Huesera: quiebres

Huesera cuenta la historia de Valeria (Natalia Solián), una mujer que queda embarazada de su novio Raúl (Alfonso Dosal) y, a partir de ese momento, empieza a presenciar apariciones fantasmales de forma frecuente sin que nadie más pueda verlas.
En su superficie, Huesera parece presentar diversos puntos de conexión con El bebé de Rosemary (1968), pero el film mexicano termina por orientarse hacia lugares más cercanos al body horror (subgénero muy explorado por el canadiense David Cronenberg) que hacia el film de Polanski. Si bien el horror a la maternidad une a ambas películas, no es el único elemento que persigue a la protagonista de Huesera.

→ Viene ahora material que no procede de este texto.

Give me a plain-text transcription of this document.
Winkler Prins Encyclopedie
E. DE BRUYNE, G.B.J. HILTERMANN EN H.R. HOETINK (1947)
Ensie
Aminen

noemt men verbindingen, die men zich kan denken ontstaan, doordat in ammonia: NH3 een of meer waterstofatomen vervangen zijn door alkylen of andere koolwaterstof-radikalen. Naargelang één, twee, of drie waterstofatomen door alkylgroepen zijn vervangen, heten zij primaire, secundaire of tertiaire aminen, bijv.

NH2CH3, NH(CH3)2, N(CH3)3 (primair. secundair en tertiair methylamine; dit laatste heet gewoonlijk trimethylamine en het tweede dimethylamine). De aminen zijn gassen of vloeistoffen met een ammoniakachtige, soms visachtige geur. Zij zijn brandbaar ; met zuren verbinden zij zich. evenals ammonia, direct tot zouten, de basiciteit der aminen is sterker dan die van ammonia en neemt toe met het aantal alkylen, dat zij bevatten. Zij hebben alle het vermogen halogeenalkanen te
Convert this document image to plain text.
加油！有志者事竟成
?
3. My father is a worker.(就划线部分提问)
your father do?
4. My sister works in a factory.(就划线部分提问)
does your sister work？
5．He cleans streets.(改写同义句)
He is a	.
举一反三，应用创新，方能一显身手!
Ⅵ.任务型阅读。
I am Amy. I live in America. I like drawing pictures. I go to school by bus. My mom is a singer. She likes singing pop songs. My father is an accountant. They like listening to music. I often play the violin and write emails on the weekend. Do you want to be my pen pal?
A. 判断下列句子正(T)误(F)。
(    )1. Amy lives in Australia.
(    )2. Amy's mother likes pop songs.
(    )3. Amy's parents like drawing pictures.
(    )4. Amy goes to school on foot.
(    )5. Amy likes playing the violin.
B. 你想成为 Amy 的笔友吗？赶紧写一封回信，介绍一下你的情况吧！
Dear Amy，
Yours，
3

Los cuerpos con huesos en quiebre constante son la representación que la directora y coguionista, Michelle Garza Cervera, elige para personificar el calvario por el cual transita la protagonista. Son las apariciones monstruosas las que aterran a Valeria, pero también su pasado, que se vislumbra a partir de flashbacks elegantemente ejecutados. Como ejemplo de esto se puede tomar la primera escena que transcurre en el pasado, que comienza con un plano cenital de la protagonista sumergiendo su cabeza en la ducha, para cortar a un primer plano de ella misma (con varios años menos) siendo sumergida por su amiga en un tacho con agua como parte de un reto. Es decir, en un corte se muda la acción años atrás sin sobreexplicar ningún detalle, pero de igual forma se mantiene en un marco absolutamente comprensible.

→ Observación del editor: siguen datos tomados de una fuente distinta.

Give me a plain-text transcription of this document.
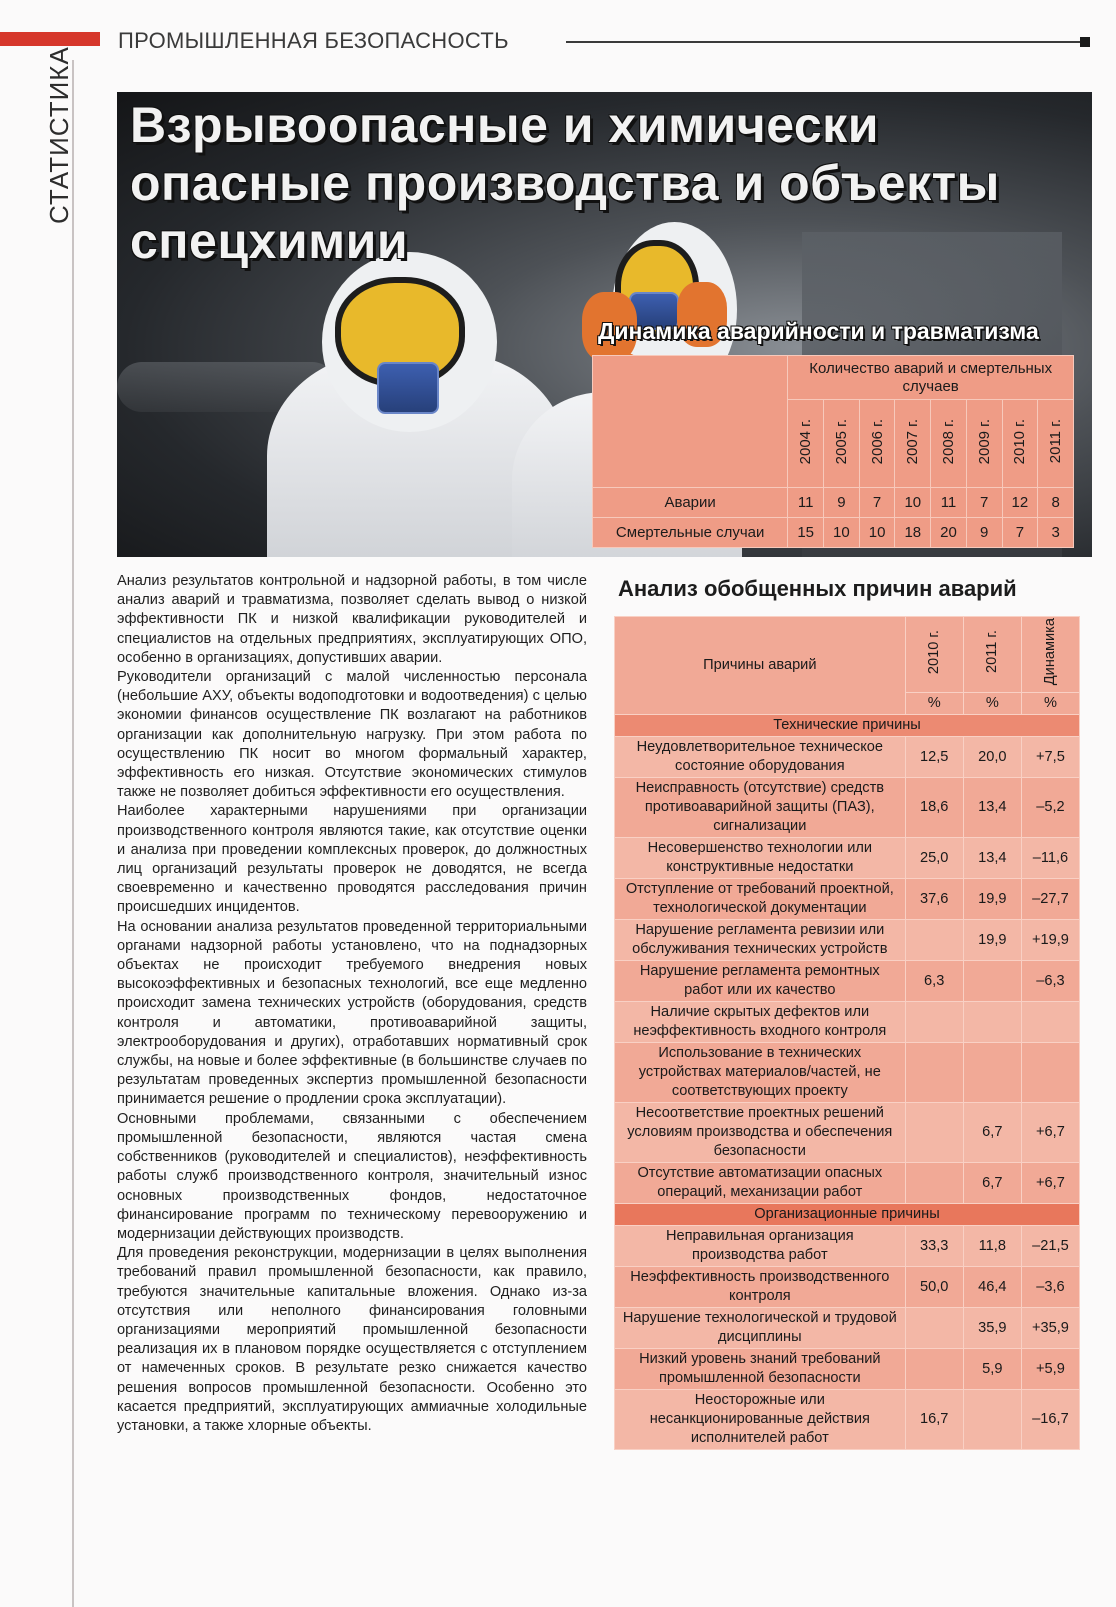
СТАТИСТИКА
ПРОМЫШЛЕННАЯ БЕЗОПАСНОСТЬ
Взрывоопасные и химически опасные производства и объекты спецхимии
Динамика аварийности и травматизма
	Количество аварий и смертельных случаев							
	2004 г.	2005 г.	2006 г.	2007 г.	2008 г.	2009 г.	2010 г.	2011 г.
Аварии	11	9	7	10	11	7	12	8
Смертельные случаи	15	10	10	18	20	9	7	3

Анализ результатов контрольной и надзорной работы, в том числе анализ аварий и травматизма, позволяет сделать вывод о низкой эффективности ПК и низкой квалификации руководителей и специалистов на отдельных предприятиях, эксплуатирующих ОПО, особенно в организациях, допустивших аварии.

Руководители организаций с малой численностью персонала (небольшие АХУ, объекты водоподготовки и водоотведения) с целью экономии финансов осуществление ПК возлагают на работников организации как дополнительную нагрузку. При этом работа по осуществлению ПК носит во многом формальный характер, эффективность его низкая. Отсутствие экономических стимулов также не позволяет добиться эффективности его осуществления.

Наиболее характерными нарушениями при организации производственного контроля являются такие, как отсутствие оценки и анализа при проведении комплексных проверок, до должностных лиц организаций результаты проверок не доводятся, не всегда своевременно и качественно проводятся расследования причин происшедших инцидентов.

На основании анализа результатов проведенной территориальными органами надзорной работы установлено, что на поднадзорных объектах не происходит требуемого внедрения новых высокоэффективных и безопасных технологий, все еще медленно происходит замена технических устройств (оборудования, средств контроля и автоматики, противоаварийной защиты, электрооборудования и других), отработавших нормативный срок службы, на новые и более эффективные (в большинстве случаев по результатам проведенных экспертиз промышленной безопасности принимается решение о продлении срока эксплуатации).

Основными проблемами, связанными с обеспечением промышленной безопасности, являются частая смена собственников (руководителей и специалистов), неэффективность работы служб производственного контроля, значительный износ основных производственных фондов, недостаточное финансирование программ по техническому перевооружению и модернизации действующих производств.

Для проведения реконструкции, модернизации в целях выполнения требований правил промышленной безопасности, как правило, требуются значительные капитальные вложения. Однако из-за отсутствия или неполного финансирования головными организациями мероприятий промышленной безопасности реализация их в плановом порядке осуществляется с отступлением от намеченных сроков. В результате резко снижается качество решения вопросов промышленной безопасности. Особенно это касается предприятий, эксплуатирующих аммиачные холодильные установки, а также хлорные объекты.

Анализ обобщенных причин аварий
Причины аварий	2010 г.	2011 г.	Динамика
	%	%	%
Технические причины			
Неудовлетворительное техническое состояние оборудования	12,5	20,0	+7,5
Неисправность (отсутствие) средств противоаварийной защиты (ПАЗ), сигнализации	18,6	13,4	–5,2
Несовершенство технологии или конструктивные недостатки	25,0	13,4	–11,6
Отступление от требований проектной, технологической документации	37,6	19,9	–27,7
Нарушение регламента ревизии или обслуживания технических устройств		19,9	+19,9
Нарушение регламента ремонтных работ или их качество	6,3		–6,3
Наличие скрытых дефектов или неэффективность входного контроля			
Использование в технических устройствах материалов/частей, не соответствующих проекту			
Несоответствие проектных решений условиям производства и обеспечения безопасности		6,7	+6,7
Отсутствие автоматизации опасных операций, механизации работ		6,7	+6,7
Организационные причины			
Неправильная организация производства работ	33,3	11,8	–21,5
Неэффективность производственного контроля	50,0	46,4	–3,6
Нарушение технологической и трудовой дисциплины		35,9	+35,9
Низкий уровень знаний требований промышленной безопасности		5,9	+5,9
Неосторожные или несанкционированные действия исполнителей работ	16,7		–16,7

El pasado rebelde de la protagonista vuelve a ella personificado en una amiga con la que tuvo un interés romántico o afectivo recíproco. Este suceso se plantea como el inicio de una crisis en la identidad de Valeria, que encuentra un contrapunto absoluto en su realidad presente con su ídem pasada. Mientras que antes se reunía con sus amigos en bares de baja estopa a tomar cerveza y escuchar bandas punk, en el presente vive en una casa con su pareja, tiene estabilidad económica y todo en su vida tiende a mostrarse como “ideal”. Sin embargo, algo falta, y esa es la gran tesis de la película. Porque la hija que Valeria va a tener no es lo que genera el horror en sí, sino más bien lo impostado en su vida, el haber dejado atrás lo que realmente la hacía feliz por un camino más “correcto”.

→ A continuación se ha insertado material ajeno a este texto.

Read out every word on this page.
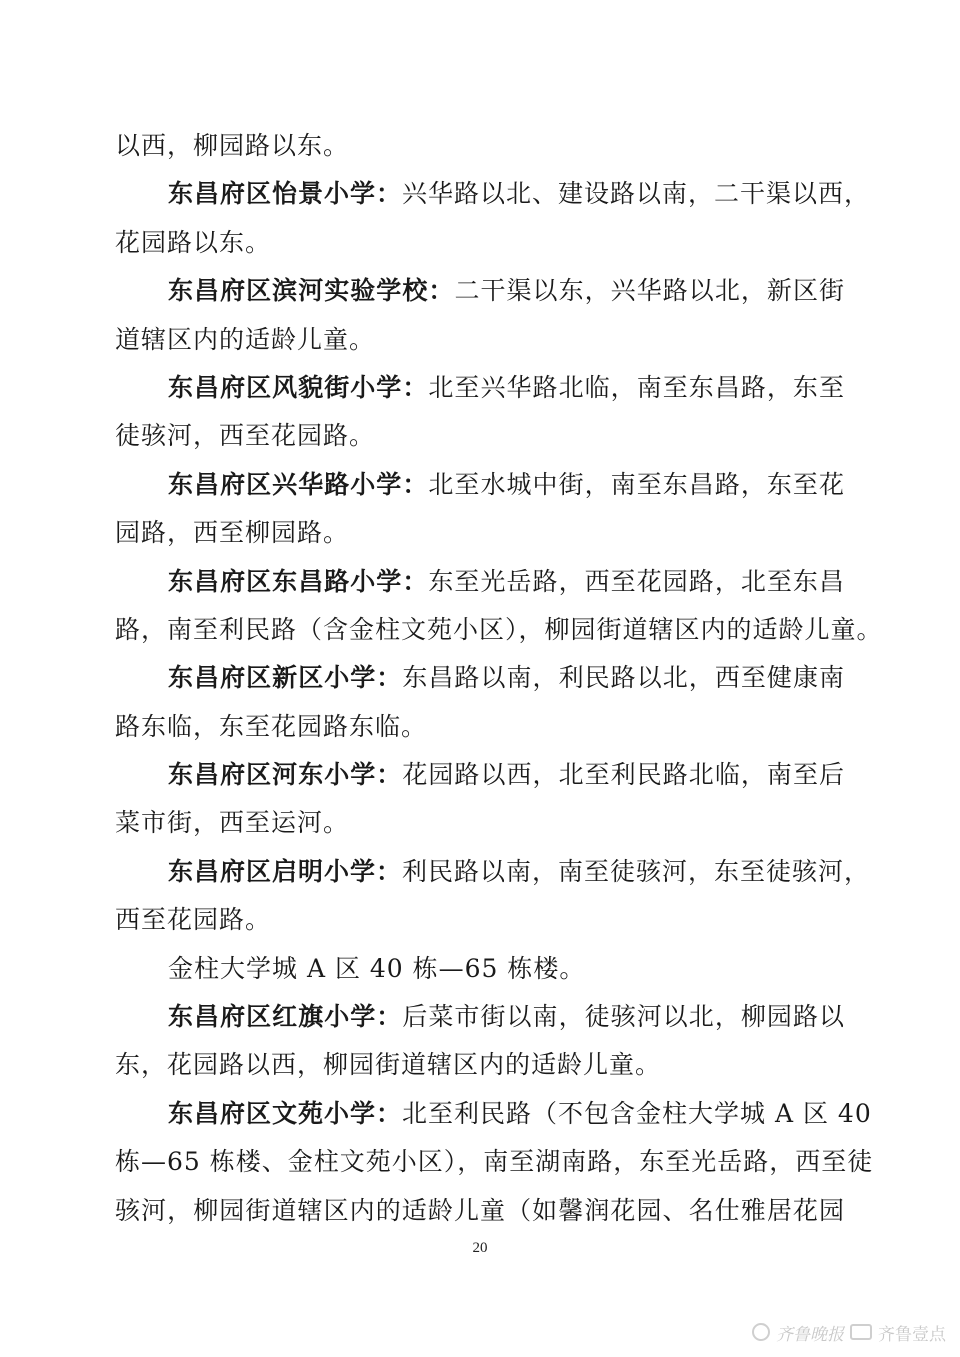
以西，柳园路以东。
东昌府区怡景小学：兴华路以北、建设路以南，二干渠以西，
花园路以东。
东昌府区滨河实验学校：二干渠以东，兴华路以北，新区街
道辖区内的适龄儿童。
东昌府区风貌街小学：北至兴华路北临，南至东昌路，东至
徒骇河，西至花园路。
东昌府区兴华路小学：北至水城中街，南至东昌路，东至花
园路，西至柳园路。
东昌府区东昌路小学：东至光岳路，西至花园路，北至东昌
路，南至利民路（含金柱文苑小区），柳园街道辖区内的适龄儿童。
东昌府区新区小学：东昌路以南，利民路以北，西至健康南
路东临，东至花园路东临。
东昌府区河东小学：花园路以西，北至利民路北临，南至后
菜市街，西至运河。
东昌府区启明小学：利民路以南，南至徒骇河，东至徒骇河，
西至花园路。
金柱大学城 A 区 40 栋—65 栋楼。
东昌府区红旗小学：后菜市街以南，徒骇河以北，柳园路以
东，花园路以西，柳园街道辖区内的适龄儿童。
东昌府区文苑小学：北至利民路（不包含金柱大学城 A 区 40
栋—65 栋楼、金柱文苑小区），南至湖南路，东至光岳路，西至徒
骇河，柳园街道辖区内的适龄儿童（如馨润花园、名仕雅居花园
20
齐鲁晚报 齐鲁壹点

Teniendo en cuenta esto, el clímax narrativo del film es de una fuerza metafórica supina. Valeria, luego de casi matar de frío a su propia hija, decide acudir a unas chamanas para que le extirpen su maldición. Acto seguido, Valeria presencia una decena de cuerpos jóvenes desnudos en constante quiebre óseo que la atrapan y terminan por aplastarla. Esos demonios del pasado (la felicidad que solo fue tal en la juventud) vuelven convertidos en cuerpos deformes para terminar de exorcizar a la protagonista. Luego de esta secuencia onírica, que culmina con Valeria viendo a una doble suya con un manto (que se asemeja al de la virgen María) siendo quemada, la protagonista decide abandonar a su hija y a su pareja. En un gesto de una economía narrativa envidiable, la directora decide mostrar esta escena final con un travelling back en donde Valeria agarra su valija, su caja de herramientas, y cierra la puerta a su familia, dando a entender que ese ciclo en su vida ha culminado.